Two other features of the new police station are the "lockdown" foyer and safe-exchange parking spaces. The outside doors of the police station will remain unlocked 24-hours a day and the foyer can be used by a person in distress after hitting the "lockdown" button inside the entry way, which will lock the outside doors and record the interactions of the parties. Todd said if someone was being chased near the police station all they would have to do is make it into the entry, hit the button, and they will be safe in the foyer until officers arrive.

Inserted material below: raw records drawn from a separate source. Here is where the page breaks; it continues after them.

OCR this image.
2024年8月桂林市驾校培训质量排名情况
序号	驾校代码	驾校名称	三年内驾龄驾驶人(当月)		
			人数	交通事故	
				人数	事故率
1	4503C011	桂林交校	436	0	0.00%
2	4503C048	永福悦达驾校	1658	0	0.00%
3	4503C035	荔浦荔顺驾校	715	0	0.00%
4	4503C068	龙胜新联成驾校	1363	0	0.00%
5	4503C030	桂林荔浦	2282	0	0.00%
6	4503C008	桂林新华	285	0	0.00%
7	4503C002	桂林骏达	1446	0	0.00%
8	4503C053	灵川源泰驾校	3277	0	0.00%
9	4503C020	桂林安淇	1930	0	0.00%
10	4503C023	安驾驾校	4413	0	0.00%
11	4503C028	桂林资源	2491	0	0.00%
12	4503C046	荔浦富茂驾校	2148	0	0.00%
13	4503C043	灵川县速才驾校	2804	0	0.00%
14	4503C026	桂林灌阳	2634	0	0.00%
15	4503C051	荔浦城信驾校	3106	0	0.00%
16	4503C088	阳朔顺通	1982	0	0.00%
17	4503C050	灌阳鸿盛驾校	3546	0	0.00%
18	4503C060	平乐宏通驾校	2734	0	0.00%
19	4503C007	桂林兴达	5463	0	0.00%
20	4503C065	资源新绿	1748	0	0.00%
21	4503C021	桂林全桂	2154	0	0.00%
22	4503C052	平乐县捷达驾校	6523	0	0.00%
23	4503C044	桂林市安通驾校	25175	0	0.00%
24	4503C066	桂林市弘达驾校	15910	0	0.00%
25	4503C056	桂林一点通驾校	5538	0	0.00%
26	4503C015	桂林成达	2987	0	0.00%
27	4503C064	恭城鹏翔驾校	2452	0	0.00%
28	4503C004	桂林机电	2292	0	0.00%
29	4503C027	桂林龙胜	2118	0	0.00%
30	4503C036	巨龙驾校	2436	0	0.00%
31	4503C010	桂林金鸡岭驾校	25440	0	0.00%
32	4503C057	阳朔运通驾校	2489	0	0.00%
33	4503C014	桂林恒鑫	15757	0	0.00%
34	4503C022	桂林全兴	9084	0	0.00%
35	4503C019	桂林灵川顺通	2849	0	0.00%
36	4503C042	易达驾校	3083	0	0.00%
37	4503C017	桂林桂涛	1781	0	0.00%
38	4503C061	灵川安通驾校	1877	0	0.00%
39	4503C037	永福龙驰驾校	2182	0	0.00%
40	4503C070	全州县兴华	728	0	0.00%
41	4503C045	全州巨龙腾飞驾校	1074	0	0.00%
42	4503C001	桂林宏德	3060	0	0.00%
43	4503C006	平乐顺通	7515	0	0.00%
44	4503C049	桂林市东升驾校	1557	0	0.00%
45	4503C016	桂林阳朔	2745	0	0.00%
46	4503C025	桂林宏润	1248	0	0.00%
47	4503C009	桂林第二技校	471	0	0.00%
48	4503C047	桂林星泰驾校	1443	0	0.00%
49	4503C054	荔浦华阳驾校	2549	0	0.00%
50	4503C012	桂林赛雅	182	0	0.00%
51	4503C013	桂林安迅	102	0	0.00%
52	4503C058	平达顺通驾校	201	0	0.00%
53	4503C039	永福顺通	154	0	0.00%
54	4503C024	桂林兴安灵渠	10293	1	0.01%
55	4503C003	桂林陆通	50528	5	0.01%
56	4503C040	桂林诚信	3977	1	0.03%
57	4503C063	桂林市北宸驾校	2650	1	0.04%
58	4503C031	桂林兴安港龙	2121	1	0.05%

"If, for example, somebody was out for a walk and somebody was threatening them, or chasing them, they'd be able to take refuge inside the vestibule and hit that button," he said, "and, it would lock the outer doors, the camera would be recording with motion, and then, theoretically, we'd get some sort of alert that something was going on."
The safe exchange spaces in the northeast corner of the parking lot, which haven't been marked with parking space signs yet due to the lot needing another coat of asphalt, will serve as a meeting place for anyone who needs an additional layer of video protection in any exchange.
Todd said he envisioned people who bought, or sold, something online that requires an in-person delivery would use these spaces because of the 24-hour surveillance capability, which adds another layer of protection when meeting a stranger. He also said he could see the spaces being utilized for custody exchanges of children, if one of the parties feels uncomfortable with the other parent.
The police station was designed by BKV Group, an architecture firm from the Twin Cities, after receiving input from Todd, and others, about innovations done by other cities when constructing their own police stations.
The new police station cost $6.7 million is being paid for by a local option sales tax, which began taking collection in October 2019. The tax was expected to run until 2028 to pay off the new building, but, due to higher than predicted sales within the city, the new station is projected to be paid off in full by fall of 2023.
A public open house date is still up in the air, Todd said, because they want to finish the grading, and sidewalks, in the parking lot area before they invite the public to see the completed facility. However, he does think the open house will occur in the upcoming months.
"The fact is not lost on us that our community supported us, our city leaders supported us, and our service groups supported us," Todd said. "We are grateful for that and we're so thankful to be in this building and we want to share it with the community."